それほど長い時を過ごしたような錯覚に陥る一週間の旅路だった。
「み、雅ちゃぁぁぁん……」
春蘭の瞳からは既に涙が滝のように溢れていた。
「す、すみません……こんなに泣いて……。雅ちゃんが元の世界に戻れるんだから喜ぶべきなのに……」
涙声で切れ切れに話す春蘭に、雅は小さく笑うと春蘭をぎゅうっと抱きしめた。春蘭も力強く雅を抱きしめ返してくる。
「うん。……あたしも、嬉しいけど寂しい。……せっかく仲良くなれたのに」
「うう……雅ちゃん、お元気でっ……」
「春蘭も、元気でね」
雅はそう言って春蘭の頭を撫でる。春蘭は小さく頷くと、そっと雅から離れた。そうして、雅を元の世界に帰す魔法のために、精神の集中に入る。
「……慧」
雅は慧に向き直ってそっと名前を呼んだ。
思えばずっとこの人に助けられてきたと思う。この人がいなかったら、雅が再びこの場に立つことは恐らくなかっただろう。
「……どうした?」
黙りこんでしまった雅に、慧が穏やかに笑いながら首を傾げる。
その慧の大人びた笑顔を見つめながら、雅は首を横に振る。
「……何でもない。……ありがとうね、慧」
「それはこっちのセリフだな。……ありがとう、雅」
雅は小さく笑うと、そうだと呟いて首にかけたままだった勾玉を外して慧に差し出す。
「……雅?」
「三種の神器、何でしょ? 中央神殿に返さなきゃね」
そう言って笑うと、慧に勾玉を渡した。この勾玉の役目は雅の力を守り、引き出すこと。魔法を使うことのない地界では無用のものになるはずだ。ならばこれは返さなければならないものだろう。
「……雅」
慧が複雑そうな表情で雅を見つめてくる。雅はふっと慧から視線を逸らした。勾玉を手放すということは、天界との関係を断ち切ることと同じだ。

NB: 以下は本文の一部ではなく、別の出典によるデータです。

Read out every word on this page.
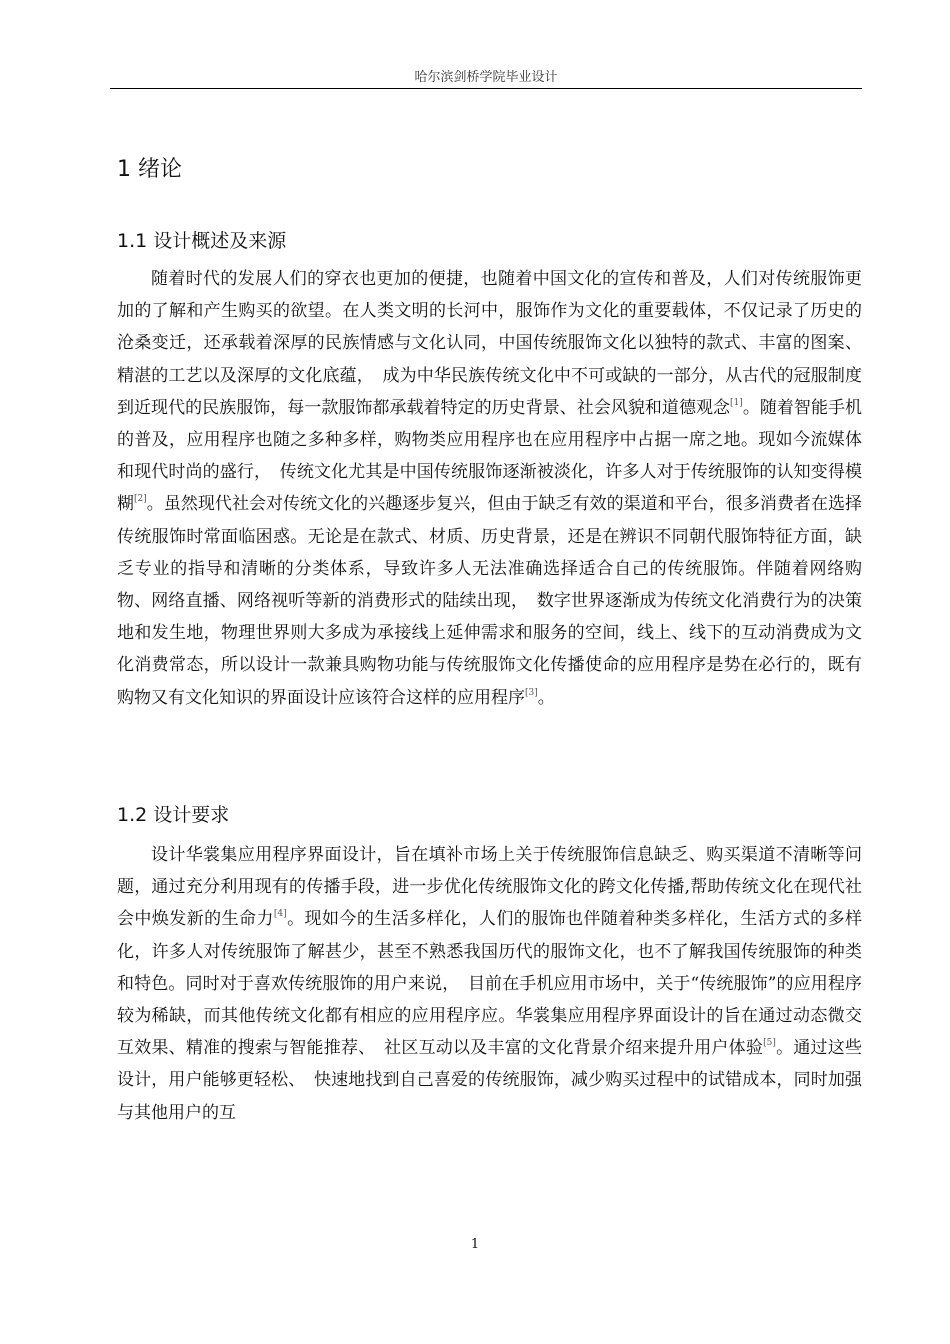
哈尔滨剑桥学院毕业设计
1 绪论
1.1 设计概述及来源

随着时代的发展人们的穿衣也更加的便捷，也随着中国文化的宣传和普及，人们对传统服饰更加的了解和产生购买的欲望。在人类文明的长河中，服饰作为文化的重要载体，不仅记录了历史的沧桑变迁，还承载着深厚的民族情感与文化认同，中国传统服饰文化以独特的款式、丰富的图案、精湛的工艺以及深厚的文化底蕴，　成为中华民族传统文化中不可或缺的一部分，从古代的冠服制度到近现代的民族服饰，每一款服饰都承载着特定的历史背景、社会风貌和道德观念[1]。随着智能手机的普及，应用程序也随之多种多样，购物类应用程序也在应用程序中占据一席之地。现如今流媒体和现代时尚的盛行，　传统文化尤其是中国传统服饰逐渐被淡化，许多人对于传统服饰的认知变得模糊[2]。虽然现代社会对传统文化的兴趣逐步复兴，但由于缺乏有效的渠道和平台，很多消费者在选择传统服饰时常面临困惑。无论是在款式、材质、历史背景，还是在辨识不同朝代服饰特征方面，缺乏专业的指导和清晰的分类体系，导致许多人无法准确选择适合自己的传统服饰。伴随着网络购物、网络直播、网络视听等新的消费形式的陆续出现，　数字世界逐渐成为传统文化消费行为的决策地和发生地，物理世界则大多成为承接线上延伸需求和服务的空间，线上、线下的互动消费成为文化消费常态，所以设计一款兼具购物功能与传统服饰文化传播使命的应用程序是势在必行的，既有购物又有文化知识的界面设计应该符合这样的应用程序[3]。

1.2 设计要求

设计华裳集应用程序界面设计，旨在填补市场上关于传统服饰信息缺乏、购买渠道不清晰等问题，通过充分利用现有的传播手段，进一步优化传统服饰文化的跨文化传播,帮助传统文化在现代社会中焕发新的生命力[4]。现如今的生活多样化，人们的服饰也伴随着种类多样化，生活方式的多样化，许多人对传统服饰了解甚少，甚至不熟悉我国历代的服饰文化，也不了解我国传统服饰的种类和特色。同时对于喜欢传统服饰的用户来说，　目前在手机应用市场中，关于“传统服饰”的应用程序较为稀缺，而其他传统文化都有相应的应用程序应。华裳集应用程序界面设计的旨在通过动态微交互效果、精准的搜索与智能推荐、　社区互动以及丰富的文化背景介绍来提升用户体验[5]。通过这些设计，用户能够更轻松、　快速地找到自己喜爱的传统服饰，减少购买过程中的试错成本，同时加强与其他用户的互

1
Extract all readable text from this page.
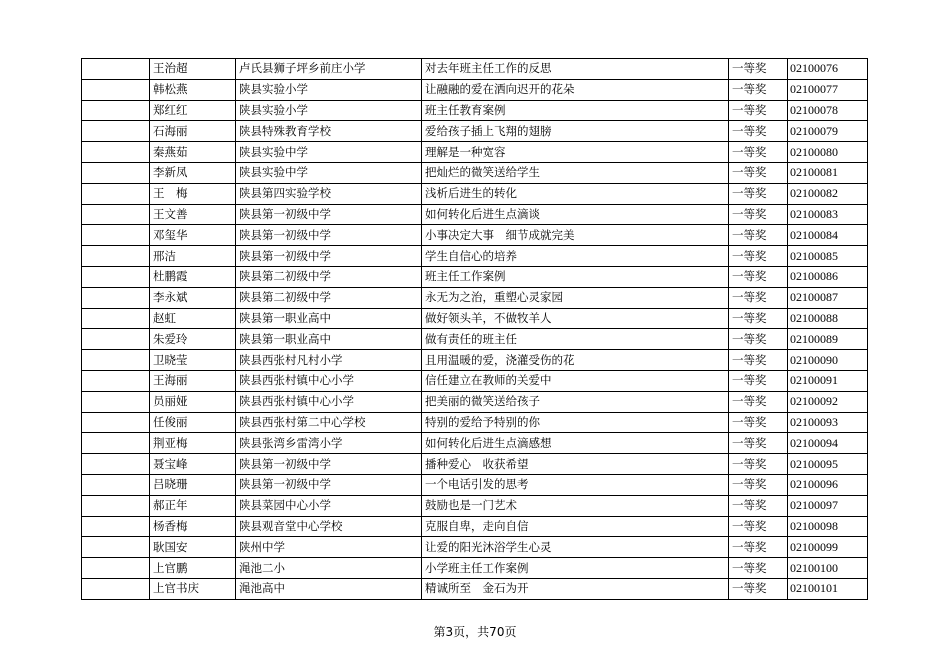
	王治超	卢氏县狮子坪乡前庄小学	对去年班主任工作的反思	一等奖	02100076
	韩松燕	陕县实验小学	让融融的爱在洒向迟开的花朵	一等奖	02100077
	郑红红	陕县实验小学	班主任教育案例	一等奖	02100078
	石海丽	陕县特殊教育学校	爱给孩子插上飞翔的翅膀	一等奖	02100079
	秦燕茹	陕县实验中学	理解是一种宽容	一等奖	02100080
	李新凤	陕县实验中学	把灿烂的微笑送给学生	一等奖	02100081
	王　梅	陕县第四实验学校	浅析后进生的转化	一等奖	02100082
	王文善	陕县第一初级中学	如何转化后进生点滴谈	一等奖	02100083
	邓玺华	陕县第一初级中学	小事决定大事　细节成就完美	一等奖	02100084
	邢洁	陕县第一初级中学	学生自信心的培养	一等奖	02100085
	杜鹏霞	陕县第二初级中学	班主任工作案例	一等奖	02100086
	李永斌	陕县第二初级中学	永无为之治，重塑心灵家园	一等奖	02100087
	赵虹	陕县第一职业高中	做好领头羊，不做牧羊人	一等奖	02100088
	朱爱玲	陕县第一职业高中	做有责任的班主任	一等奖	02100089
	卫晓莹	陕县西张村凡村小学	且用温暖的爱，浇灌受伤的花	一等奖	02100090
	王海丽	陕县西张村镇中心小学	信任建立在教师的关爱中	一等奖	02100091
	员丽娅	陕县西张村镇中心小学	把美丽的微笑送给孩子	一等奖	02100092
	任俊丽	陕县西张村第二中心学校	特别的爱给予特别的你	一等奖	02100093
	荆亚梅	陕县张湾乡雷湾小学	如何转化后进生点滴感想	一等奖	02100094
	聂宝峰	陕县第一初级中学	播种爱心　收获希望	一等奖	02100095
	吕晓珊	陕县第一初级中学	一个电话引发的思考	一等奖	02100096
	郝正年	陕县菜园中心小学	鼓励也是一门艺术	一等奖	02100097
	杨香梅	陕县观音堂中心学校	克服自卑，走向自信	一等奖	02100098
	耿国安	陕州中学	让爱的阳光沐浴学生心灵	一等奖	02100099
	上官鹏	渑池二小	小学班主任工作案例	一等奖	02100100
	上官书庆	渑池高中	精诚所至　金石为开	一等奖	02100101
第3页，共70页
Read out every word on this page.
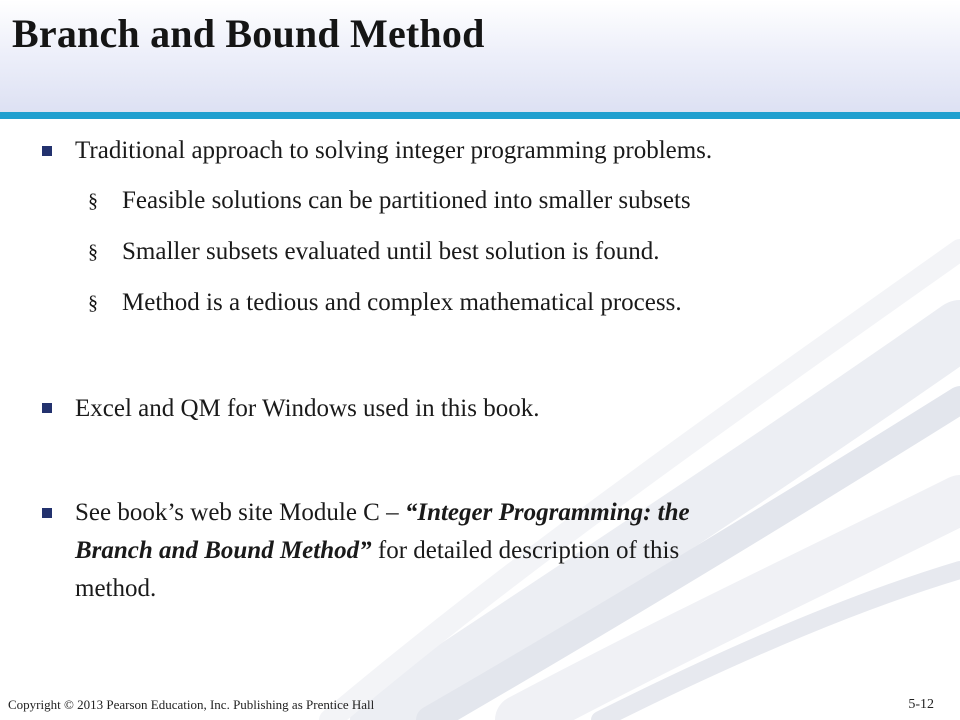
Branch and Bound Method
Traditional approach to solving integer programming problems.
§ Feasible solutions can be partitioned into smaller subsets
§ Smaller subsets evaluated until best solution is found.
§ Method is a tedious and complex mathematical process.
Excel and QM for Windows used in this book.
See book’s web site Module C – “Integer Programming: the
Branch and Bound Method” for detailed description of this
method.
Copyright © 2013 Pearson Education, Inc. Publishing as Prentice Hall	5-12
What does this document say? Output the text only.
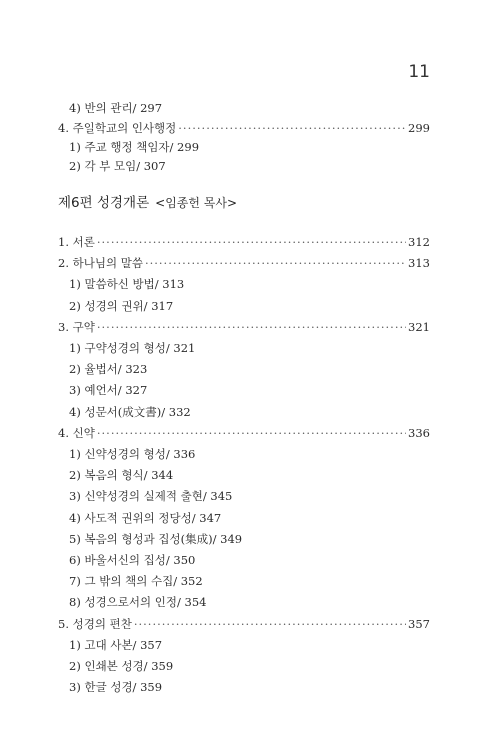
11
4) 반의 관리/ 297
4. 주일학교의 인사행정 ·····	299
1) 주교 행정 책임자/ 299
2) 각 부 모임/ 307
제6편 성경개론 <임종헌 목사>
1. 서론 ·····	312
2. 하나님의 말씀 ·····	313
1) 말씀하신 방법/ 313
2) 성경의 권위/ 317
3. 구약 ·····	321
1) 구약성경의 형성/ 321
2) 율법서/ 323
3) 예언서/ 327
4) 성문서(成文書)/ 332
4. 신약 ·····	336
1) 신약성경의 형성/ 336
2) 복음의 형식/ 344
3) 신약성경의 실제적 출현/ 345
4) 사도적 권위의 정당성/ 347
5) 복음의 형성과 집성(集成)/ 349
6) 바울서신의 집성/ 350
7) 그 밖의 책의 수집/ 352
8) 성경으로서의 인정/ 354
5. 성경의 편찬 ·····	357
1) 고대 사본/ 357
2) 인쇄본 성경/ 359
3) 한글 성경/ 359
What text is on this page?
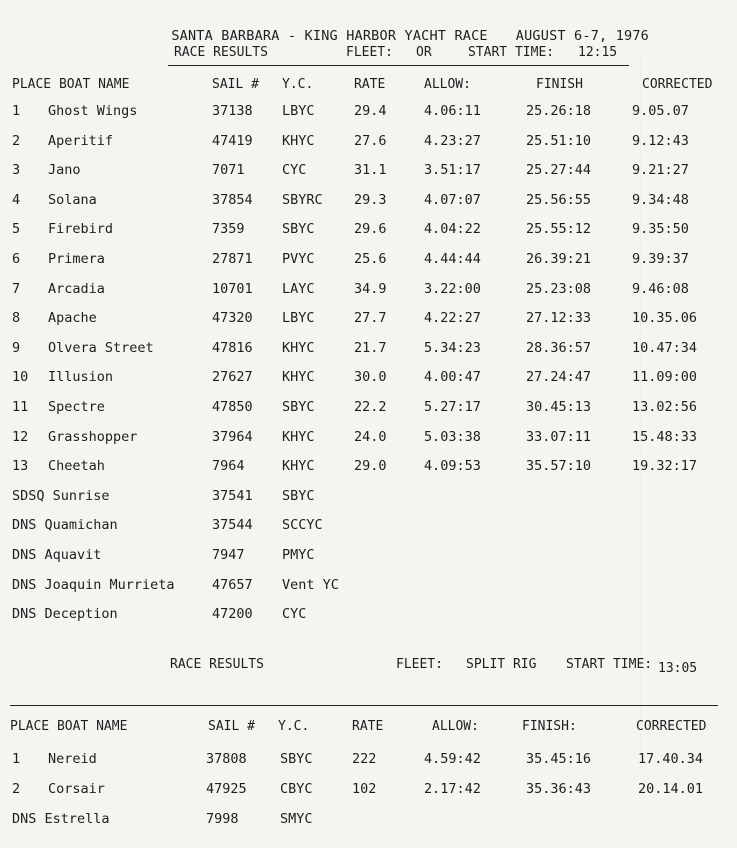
SANTA BARBARA - KING HARBOR YACHT RACE AUGUST 6-7, 1976

RACE RESULTS	FLEET: OR	START TIME: 12:15
PLACE BOAT NAME	SAIL # Y.C.	RATE	ALLOW:	FINISH	CORRECTED
1 Ghost Wings	37138 LBYC	29.4	4.06:11	25.26:18	9.05.07
2 Aperitif	47419 KHYC	27.6	4.23:27	25.51:10	9.12:43
3 Jano	7071	CYC	31.1	3.51:17	25.27:44	9.21:27
4 Solana	37854 SBYRC 29.3	4.07:07	25.56:55	9.34:48
5 Firebird	7359	SBYC	29.6	4.04:22	25.55:12	9.35:50
6 Primera	27871 PVYC	25.6	4.44:44	26.39:21	9.39:37
7 Arcadia	10701 LAYC	34.9	3.22:00	25.23:08	9.46:08
8 Apache	47320 LBYC	27.7	4.22:27	27.12:33	10.35.06
9 Olvera Street	47816 KHYC	21.7	5.34:23	28.36:57	10.47:34
10 Illusion	27627 KHYC	30.0	4.00:47	27.24:47	11.09:00
11 Spectre	47850 SBYC	22.2	5.27:17	30.45:13	13.02:56
12 Grasshopper	37964 KHYC	24.0	5.03:38	33.07:11	15.48:33
13 Cheetah	7964	KHYC	29.0	4.09:53	35.57:10	19.32:17
SDSQ Sunrise	37541 SBYC
DNS Quamichan	37544 SCCYC
DNS Aquavit	7947	PMYC
DNS Joaquin Murrieta	47657 Vent YC
DNS Deception	47200 CYC
RACE RESULTS	FLEET: SPLIT RIG START TIME: 13:05
PLACE BOAT NAME	SAIL # Y.C.	RATE	ALLOW:	FINISH:	CORRECTED
1 Nereid	37808 SBYC	222	4.59:42	35.45:16	17.40.34
2 Corsair	47925 CBYC	102	2.17:42	35.36:43	20.14.01
DNS Estrella	7998	SMYC
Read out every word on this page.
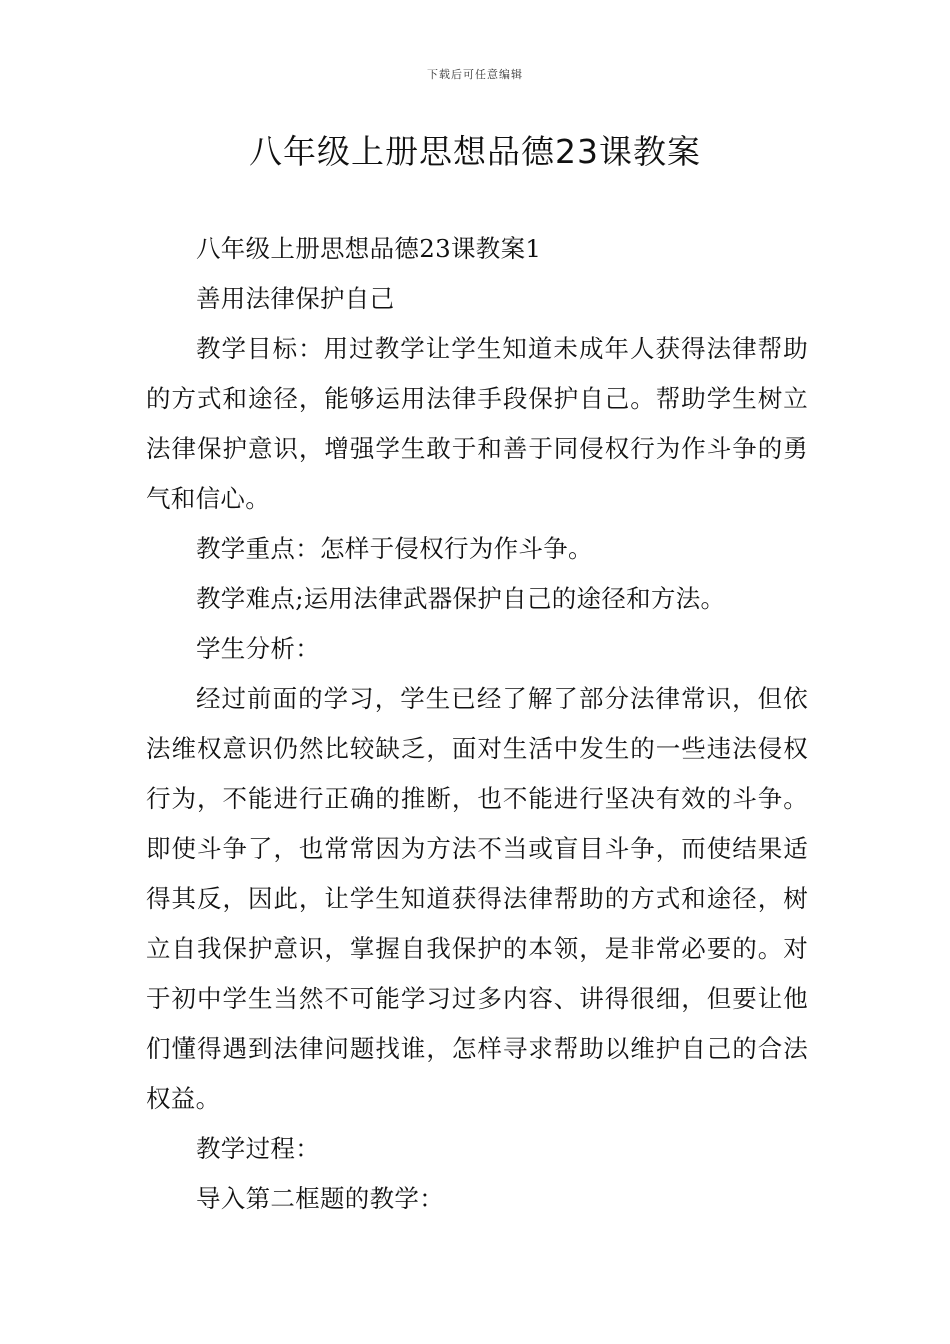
下载后可任意编辑
八年级上册思想品德23课教案

八年级上册思想品德23课教案1

善用法律保护自己

教学目标：用过教学让学生知道未成年人获得法律帮助的方式和途径，能够运用法律手段保护自己。帮助学生树立法律保护意识，增强学生敢于和善于同侵权行为作斗争的勇气和信心。

教学重点：怎样于侵权行为作斗争。

教学难点;运用法律武器保护自己的途径和方法。

学生分析：

经过前面的学习，学生已经了解了部分法律常识，但依法维权意识仍然比较缺乏，面对生活中发生的一些违法侵权行为，不能进行正确的推断，也不能进行坚决有效的斗争。即使斗争了，也常常因为方法不当或盲目斗争，而使结果适得其反，因此，让学生知道获得法律帮助的方式和途径，树立自我保护意识，掌握自我保护的本领，是非常必要的。对于初中学生当然不可能学习过多内容、讲得很细，但要让他们懂得遇到法律问题找谁，怎样寻求帮助以维护自己的合法权益。

教学过程：

导入第二框题的教学：
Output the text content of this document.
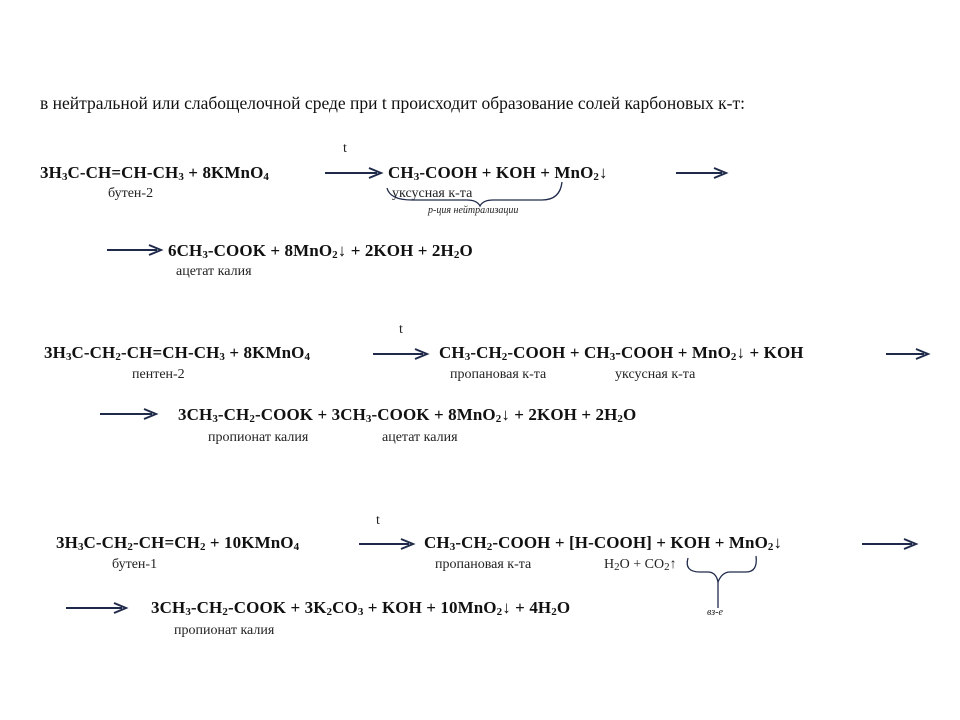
в нейтральной или слабощелочной среде при t происходит образование солей карбоновых к-т:
t
$3H_3C-CH=CH-CH_3$ + 8KMnO$_4$	$CH_3$-COOH + KOH + MnO$_2$↓
бутен-2	уксусная к-та
р-ция нейтрализации
$6CH_3$-COOK + 8MnO$_2$↓ + $2KOH + 2H_2O$
ацетат калия
t
$3H_3C-CH_2-CH=CH-CH_3$ + 8KMnO$_4$	$CH_3-CH_2$-COOH + $CH_3$-COOH + MnO$_2$↓ + KOH
пентен-2	пропановая к-та	уксусная к-та
$3CH_3-CH_2$-COOK + $3CH_3$-COOK + 8MnO$_2$↓ + $2KOH + 2H_2O$
пропионат калия	ацетат калия
t
$3H_3C-CH_2-CH=CH_2$ + 10KMnO$_4$	$CH_3-CH_2$-COOH + [H-COOH] + KOH + MnO$_2$↓
бутен-1	пропановая к-та	$H_2O$ + $CO_2↑$
$3CH_3-CH_2$-COOK + $3K_2CO_3$ + KOH + 10MnO$_2$↓ + $4H_2O$
пропионат калия
вз-е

お互いにその方がいいのだろうということは、分かっている。雅がここに来ることなど、二度とあってはならないだろう。けれど、勾玉を手放すことに躊躇している自分がいることも確かで。
そんな複雑な葛藤を慧に見透かされそうな気がして、最後の時だというのに、雅は慧と視線を合わせることが出来なかった。
その時、慧と雅の間に風が吹いた。